Esta obra de arte se
nutre del cine, el folletín, la televisión, el humorismo popular,
yuxtaponiendo con singular eficacia los intercambios de diálogos
ingeniosos, cortos, aparentemente fragmentados con monólogos que
llegan a ser delirantes. Ni la formidable banda sonora ni el más
pequeño de los objetos juegan una función decorativa sobre el
escenario. La cortina se corre y descorre con sentido; los ruidos
ambientes o grabados adquieren similar resonancia a la de un
parlamento clásicamente dicho. Estamos aquí en el reino de lo
simultáneo, lo superpuesto, lo brillantemente revuelto.
La estupidez se
asoma a temas esenciales como la relatividad del valor artístico,
el lugar de la ciencia o la inteligencia en la sociedad; el sentido
de la compañía y hasta del amor, pero todo resuelto sin asomo de
retórica, a través de una límpida teatralidad. La alternancia de
una multitud de personajes en un manojo de actores parece desafiar
la lógica del tiempo y del espacio. La puesta nos recuerda que este
instantáneo vestir y desvestir un cuerpo, esta figura geométrica
construida ante nuestros ojos, a partir de la piel y las almas, solo
puede conseguirse sobre un escenario. Los cinco actores ofrecen una
clase magistral de fluidez, gracia, sinceridad y un manejo a la vez
supersincronizado y natural de sus energías. Héctor Díaz y Andrea
Garrote sobresalen por sus dotes de comediantes y por la sabiduría
con que nos hacen entrar a lo sentimental o lo reflexivo por un
camino bien alejado del melodrama.

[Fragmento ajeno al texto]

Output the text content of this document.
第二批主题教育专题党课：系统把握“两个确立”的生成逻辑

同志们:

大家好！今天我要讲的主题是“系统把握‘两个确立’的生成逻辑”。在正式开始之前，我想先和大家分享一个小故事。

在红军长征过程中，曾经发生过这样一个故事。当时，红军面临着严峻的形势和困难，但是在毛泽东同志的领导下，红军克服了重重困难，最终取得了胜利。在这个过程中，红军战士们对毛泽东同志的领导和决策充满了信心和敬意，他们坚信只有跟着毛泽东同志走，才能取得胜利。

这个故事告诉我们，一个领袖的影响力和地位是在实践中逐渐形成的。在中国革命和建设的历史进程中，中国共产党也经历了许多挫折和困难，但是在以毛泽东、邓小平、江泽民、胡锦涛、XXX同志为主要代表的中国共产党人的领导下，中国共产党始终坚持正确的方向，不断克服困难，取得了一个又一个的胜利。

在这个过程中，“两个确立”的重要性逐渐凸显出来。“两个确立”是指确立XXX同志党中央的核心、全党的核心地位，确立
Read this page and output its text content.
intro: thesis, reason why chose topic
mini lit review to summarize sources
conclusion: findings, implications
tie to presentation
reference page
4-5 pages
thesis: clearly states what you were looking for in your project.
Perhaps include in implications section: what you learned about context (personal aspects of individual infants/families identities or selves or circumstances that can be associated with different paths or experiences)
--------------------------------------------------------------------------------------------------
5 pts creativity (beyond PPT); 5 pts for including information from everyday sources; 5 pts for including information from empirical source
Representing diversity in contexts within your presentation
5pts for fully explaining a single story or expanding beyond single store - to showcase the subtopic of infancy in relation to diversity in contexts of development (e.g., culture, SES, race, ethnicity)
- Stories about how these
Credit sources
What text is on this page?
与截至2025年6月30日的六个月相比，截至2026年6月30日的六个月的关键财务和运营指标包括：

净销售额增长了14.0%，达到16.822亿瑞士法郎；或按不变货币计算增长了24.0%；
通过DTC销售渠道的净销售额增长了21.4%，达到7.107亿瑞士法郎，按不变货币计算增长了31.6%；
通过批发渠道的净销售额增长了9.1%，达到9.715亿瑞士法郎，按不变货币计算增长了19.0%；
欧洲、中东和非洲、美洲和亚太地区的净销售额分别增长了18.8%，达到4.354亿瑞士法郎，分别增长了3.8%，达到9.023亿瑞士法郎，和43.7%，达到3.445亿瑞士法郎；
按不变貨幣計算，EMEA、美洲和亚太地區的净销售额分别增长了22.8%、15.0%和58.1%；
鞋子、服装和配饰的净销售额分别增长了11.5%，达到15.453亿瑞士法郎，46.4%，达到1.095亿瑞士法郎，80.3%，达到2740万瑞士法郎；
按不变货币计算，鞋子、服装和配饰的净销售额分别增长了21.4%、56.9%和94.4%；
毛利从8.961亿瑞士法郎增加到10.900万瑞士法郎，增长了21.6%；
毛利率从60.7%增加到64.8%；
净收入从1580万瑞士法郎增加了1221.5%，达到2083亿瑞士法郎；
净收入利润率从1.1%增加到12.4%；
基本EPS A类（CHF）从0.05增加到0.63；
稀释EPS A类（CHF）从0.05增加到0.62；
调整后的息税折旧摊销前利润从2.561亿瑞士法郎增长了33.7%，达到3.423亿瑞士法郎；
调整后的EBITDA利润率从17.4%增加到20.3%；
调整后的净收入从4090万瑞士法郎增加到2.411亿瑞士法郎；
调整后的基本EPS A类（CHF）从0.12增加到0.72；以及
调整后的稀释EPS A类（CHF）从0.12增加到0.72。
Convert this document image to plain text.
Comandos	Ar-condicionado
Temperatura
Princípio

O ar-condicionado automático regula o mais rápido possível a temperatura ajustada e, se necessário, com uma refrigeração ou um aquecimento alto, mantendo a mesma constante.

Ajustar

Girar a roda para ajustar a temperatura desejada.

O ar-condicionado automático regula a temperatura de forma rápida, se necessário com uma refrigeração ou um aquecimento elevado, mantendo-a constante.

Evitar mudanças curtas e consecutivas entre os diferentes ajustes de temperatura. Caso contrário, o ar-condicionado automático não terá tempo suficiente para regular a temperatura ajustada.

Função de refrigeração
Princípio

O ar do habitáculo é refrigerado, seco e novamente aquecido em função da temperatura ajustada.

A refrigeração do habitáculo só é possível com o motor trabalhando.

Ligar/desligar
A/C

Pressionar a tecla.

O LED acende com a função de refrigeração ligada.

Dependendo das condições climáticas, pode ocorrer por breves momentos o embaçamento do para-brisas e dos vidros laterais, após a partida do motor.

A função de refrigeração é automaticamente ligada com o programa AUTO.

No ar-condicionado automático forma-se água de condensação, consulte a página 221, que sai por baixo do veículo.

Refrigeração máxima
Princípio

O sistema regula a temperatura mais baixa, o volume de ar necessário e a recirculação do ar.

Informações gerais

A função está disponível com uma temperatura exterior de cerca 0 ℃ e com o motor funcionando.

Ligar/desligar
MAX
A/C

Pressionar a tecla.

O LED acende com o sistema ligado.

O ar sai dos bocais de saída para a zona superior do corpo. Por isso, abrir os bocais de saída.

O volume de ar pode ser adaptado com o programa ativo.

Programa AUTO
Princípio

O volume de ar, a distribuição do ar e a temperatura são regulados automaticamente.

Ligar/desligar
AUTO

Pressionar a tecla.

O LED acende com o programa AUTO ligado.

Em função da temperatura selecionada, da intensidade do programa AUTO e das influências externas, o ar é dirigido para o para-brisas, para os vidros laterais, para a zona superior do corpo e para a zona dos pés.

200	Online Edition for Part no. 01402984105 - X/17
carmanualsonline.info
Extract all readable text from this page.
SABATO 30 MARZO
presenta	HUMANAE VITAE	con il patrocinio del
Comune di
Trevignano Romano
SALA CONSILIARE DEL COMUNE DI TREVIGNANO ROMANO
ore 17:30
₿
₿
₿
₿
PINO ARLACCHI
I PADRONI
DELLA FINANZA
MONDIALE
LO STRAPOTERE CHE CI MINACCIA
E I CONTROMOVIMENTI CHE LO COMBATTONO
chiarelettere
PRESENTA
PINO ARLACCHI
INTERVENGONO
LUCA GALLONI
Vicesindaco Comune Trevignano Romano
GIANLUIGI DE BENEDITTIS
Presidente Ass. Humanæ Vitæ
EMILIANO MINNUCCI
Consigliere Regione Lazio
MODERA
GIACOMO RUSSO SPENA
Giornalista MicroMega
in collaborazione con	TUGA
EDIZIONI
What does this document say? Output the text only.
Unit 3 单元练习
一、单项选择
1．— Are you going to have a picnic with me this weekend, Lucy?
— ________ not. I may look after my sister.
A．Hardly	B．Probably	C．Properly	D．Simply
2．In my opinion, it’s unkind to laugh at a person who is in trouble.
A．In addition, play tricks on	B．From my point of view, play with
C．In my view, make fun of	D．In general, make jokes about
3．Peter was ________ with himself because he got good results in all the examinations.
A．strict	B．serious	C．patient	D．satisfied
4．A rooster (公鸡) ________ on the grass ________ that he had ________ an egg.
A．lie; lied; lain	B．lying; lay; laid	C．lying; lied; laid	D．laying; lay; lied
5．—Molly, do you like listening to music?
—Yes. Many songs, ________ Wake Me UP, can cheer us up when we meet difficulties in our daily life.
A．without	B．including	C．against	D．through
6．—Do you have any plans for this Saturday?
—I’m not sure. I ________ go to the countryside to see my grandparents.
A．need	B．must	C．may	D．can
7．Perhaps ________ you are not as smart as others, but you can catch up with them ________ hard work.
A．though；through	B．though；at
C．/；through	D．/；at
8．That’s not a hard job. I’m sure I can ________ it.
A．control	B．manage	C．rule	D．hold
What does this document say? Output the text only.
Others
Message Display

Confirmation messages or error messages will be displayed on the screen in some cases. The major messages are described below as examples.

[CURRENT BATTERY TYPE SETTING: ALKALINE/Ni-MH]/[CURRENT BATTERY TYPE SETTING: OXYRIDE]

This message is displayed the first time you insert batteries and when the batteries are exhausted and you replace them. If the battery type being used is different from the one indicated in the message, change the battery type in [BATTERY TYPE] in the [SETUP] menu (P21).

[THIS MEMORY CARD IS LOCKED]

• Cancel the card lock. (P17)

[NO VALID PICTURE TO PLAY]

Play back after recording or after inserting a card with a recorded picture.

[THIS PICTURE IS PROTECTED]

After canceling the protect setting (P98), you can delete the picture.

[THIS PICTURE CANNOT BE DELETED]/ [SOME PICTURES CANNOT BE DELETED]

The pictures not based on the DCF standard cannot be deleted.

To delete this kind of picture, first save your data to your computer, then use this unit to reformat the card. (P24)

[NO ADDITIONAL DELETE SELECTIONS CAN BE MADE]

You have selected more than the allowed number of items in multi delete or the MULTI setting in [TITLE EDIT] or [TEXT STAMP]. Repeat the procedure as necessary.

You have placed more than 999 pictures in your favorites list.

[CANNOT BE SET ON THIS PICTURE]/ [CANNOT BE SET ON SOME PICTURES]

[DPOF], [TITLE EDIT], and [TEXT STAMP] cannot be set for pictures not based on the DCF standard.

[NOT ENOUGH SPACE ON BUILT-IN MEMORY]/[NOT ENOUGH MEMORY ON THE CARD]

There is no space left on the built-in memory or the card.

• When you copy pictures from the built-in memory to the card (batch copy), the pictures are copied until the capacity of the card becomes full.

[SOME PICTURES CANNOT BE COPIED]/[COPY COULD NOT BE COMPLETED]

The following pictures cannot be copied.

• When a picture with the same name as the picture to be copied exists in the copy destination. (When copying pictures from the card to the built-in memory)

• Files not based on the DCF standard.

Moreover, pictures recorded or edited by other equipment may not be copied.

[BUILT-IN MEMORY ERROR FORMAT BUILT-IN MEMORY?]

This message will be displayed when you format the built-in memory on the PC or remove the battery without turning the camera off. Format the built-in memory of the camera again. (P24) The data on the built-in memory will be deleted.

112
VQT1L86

Alberto Suárez, Mónica Ralola y
el propio Spregelburd, como actor, mantienen ejemplarmente el ritmo
y la transparencia de la puesta.
Lanzando sus flechas
contra fantasmas tan visibles como la estupidez, la avaricia, la
torpeza, el cinismo, la banalidad, la incomunicación de estos
años, los teatristas argentinos nos devuelven certezas ubicadas en
el hemisferio contrario: las variantes de la agudeza y el enorme
poder de lo sutil que no teme adentrarse en el reino de la burla.